53Ω : le nœud de la chambre
Elle tremperait sa paume, presque sa main entière, dans le pot de peinture, s’enduisant la peau d’un bleu roi, béni de l’océan lui-même. Ensuite alors, elle passerait cette main souillée sur un mur en papier blanc sale et laisserait murmurer un tarot chanteur. Séduisant ! comme le bleu mange la chambre et qu’on y fait dormir toutes les aurores.
Elle dit qu’on lui chuchote de l’autre côté de l’oreille ce qu’il faut faire, toutes ses recettes d’écriture, les salades en prose et tout ce méli-mélo de confettis de mots bizarres ; toutes ces facettes de l’écriture, elle les tient de là, de la bouche muette dans le rocher qui crache par intermittence des codes secrets de sémaphore en carton. Fée fille de sa mère, l’enragée, celle dont on ne doit pas entamer le don, carillon de pacotille, la fausse suffoquée, adjointe ponctuelle de tous les beaux diables… une passoire d’étiquettes. Sans la bouche du rocher, qu’est-on sinon tue ?

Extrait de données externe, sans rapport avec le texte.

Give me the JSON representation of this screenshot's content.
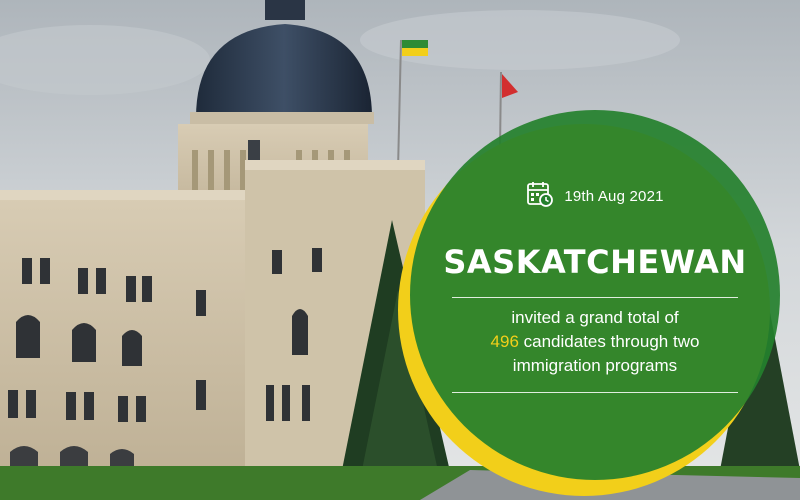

Tout ce qu’elle sait faire, de ses doigts raviver le néant des corps de sable, tirer les mâts de sous le drap du désert. Barbouiller le présent, lui briser sa belle, gueule plus fort va ! Tout ce qu’elle sait faire c’est aussi bredouiller le sourole au passant, et le voilà qui bêle, dégueule l’absence de jolie dame à l’angle des rougeurs, décuve l’essence capiteuse de son captieux parfum. Les vole pas cette fois, les vole pas.
Elle tromperait sa paume, presque sa main entière, dans le pot de cordes-résine. Ruisselleraient alors sur toute sa peau de beaux bleus rois, lascif océan de glaise glissé en corps à corps de son désir. Ensuite alors, elle passerait ce doigt souillé sur une feuille en blanc de mur sale et laisserait murmurer le tarot chanteur.
Fascinant comme le bleu mange la chambre quand on y fait dormir toutes les horreurs.